John Hope Franklin
John Hope Franklin (January 2, 1915 – March 25, 2009) was an educator and historian. Franklin lived through America's most defining twentieth-century transformation, the dismantling of legally protected racial segregation. A renowned scholar, he explored that transformation in its myriad aspects, notably in his 3.5 million-copy bestseller, From Slavery to Freedom. He has reshaped the way African American history is understood and taught and became one of the world's most celebrated historians
Franklin was born in Rentiesville, Oklahoma to attorney Buck (Charles) Colbert Franklin and his wife Mollie Parker Franklin. He was named after John Hope, a prominent educator who was the first African-American president of Atlanta University.
Franklin's father Buck Colbert Franklin was a civil rights lawyer, know as Amazing Buck Franklin. He was of African-American and Choctaw ancestry and born in the Chickasaw Nation in western Indian Territory (formerly Pickens County). He was the seventh of ten children. Buck 's father was a former slave, who became a Chickasaw Freedman when emancipated after the American Civil War. Buck's mother was born free before the war and was of one-fourth Choctaw and three-fourths African-American ancestry.

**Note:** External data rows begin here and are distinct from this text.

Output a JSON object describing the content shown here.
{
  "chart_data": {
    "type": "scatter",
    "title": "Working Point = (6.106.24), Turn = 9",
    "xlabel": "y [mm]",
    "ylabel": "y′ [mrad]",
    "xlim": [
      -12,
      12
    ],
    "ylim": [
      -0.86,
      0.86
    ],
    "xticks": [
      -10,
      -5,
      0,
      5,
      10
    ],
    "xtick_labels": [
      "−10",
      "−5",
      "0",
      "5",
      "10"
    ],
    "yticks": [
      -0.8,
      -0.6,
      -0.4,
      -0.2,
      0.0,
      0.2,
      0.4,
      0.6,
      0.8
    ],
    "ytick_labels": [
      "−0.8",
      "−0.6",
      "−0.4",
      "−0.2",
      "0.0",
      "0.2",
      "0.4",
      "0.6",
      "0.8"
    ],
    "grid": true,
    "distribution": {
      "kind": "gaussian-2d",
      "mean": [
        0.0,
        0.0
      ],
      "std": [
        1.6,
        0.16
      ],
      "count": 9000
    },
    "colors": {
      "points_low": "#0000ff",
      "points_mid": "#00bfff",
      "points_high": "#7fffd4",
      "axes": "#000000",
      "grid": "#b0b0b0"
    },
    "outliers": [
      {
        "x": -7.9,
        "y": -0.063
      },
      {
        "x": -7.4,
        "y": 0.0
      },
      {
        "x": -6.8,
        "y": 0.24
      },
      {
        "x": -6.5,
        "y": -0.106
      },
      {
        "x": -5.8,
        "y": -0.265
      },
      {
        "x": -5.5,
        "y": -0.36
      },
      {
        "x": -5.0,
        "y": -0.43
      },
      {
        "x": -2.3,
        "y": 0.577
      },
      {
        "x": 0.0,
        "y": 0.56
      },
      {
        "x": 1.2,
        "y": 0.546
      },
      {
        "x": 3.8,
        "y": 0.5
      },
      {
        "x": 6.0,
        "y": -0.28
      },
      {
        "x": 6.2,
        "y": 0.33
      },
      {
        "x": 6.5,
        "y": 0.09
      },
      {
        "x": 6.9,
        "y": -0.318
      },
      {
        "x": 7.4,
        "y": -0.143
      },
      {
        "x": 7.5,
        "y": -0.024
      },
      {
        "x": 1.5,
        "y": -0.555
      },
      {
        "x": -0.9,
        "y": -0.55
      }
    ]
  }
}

Buck Franklin is best known for defending African-American survivors of the 1921 Tulsa race riot, in which whites had attacked many blacks and buildings, and burned and destroyed the Greenwood District. This was known at the time as the Black Wall Street and was the wealthiest Black community in the United States. Buck Franklin and his colleagues became experts at oil law, representing blacks and Native Americans in Oklahoma against white lawyers representing oil barons.
John Hope Franklin graduated from Fisk University, then earned a master's and a doctorate in history from Harvard University.
In the early 1950s, Franklin served on the NAACP Legal Defense Fund team led by Thurgood Marshall and helped develop the sociological case for Brown v. Board of Education.
Franklin starting teaching at Fisk University. He taught at St. Augustine's College from 1939 to 1943 and the North Carolina College for Negroes, currently North Carolina Central University from 1943 to 1947.
From 1947 to 1956, he taught at Howard University. In 1956, Franklin was selected to chair the history department at Brooklyn College, the first person of color to head a major history department. Franklin served there until 1964 when he was recruited by the University of Chicago. He spent 1962 as a visiting professor at the University of Cambridge, holding the Professorship of American History and Institutions.
From 1964 through 1968, Franklin was a professor of history at the University of Chicago, and chair of the department from 1967 to 1970. He was named to the endowed position of John Matthews Manly Distinguished Service Professor, which he held from 1969 to 1982. He was appointed to the Fulbright Board of Foreign Scholarships, 1962–69, and was its chair from 1966 to 1969.
In 1976, the National Endowment for the Humanities selected Franklin for the Jefferson Lecture, the U.S. federal government's highest honor for achievement in the humanities. Franklin's three-part lecture became the basis for his book Racial Equality in America.
Franklin was appointed to the U.S. Delegation to the UNESCO General Conference, Belgrade (1980).
In 1983, Franklin was appointed as the James B. Duke Professor of History at Duke University. In 1985, he took emeritus status from this position. During this same year, he helped to establish the Durham Literacy Center and served on its Board until his death.
Franklin was also Professor of Legal History at the Duke University Law School from 1985 to 1992.
Franklin died on March 25, 2009, he was 94 years-old.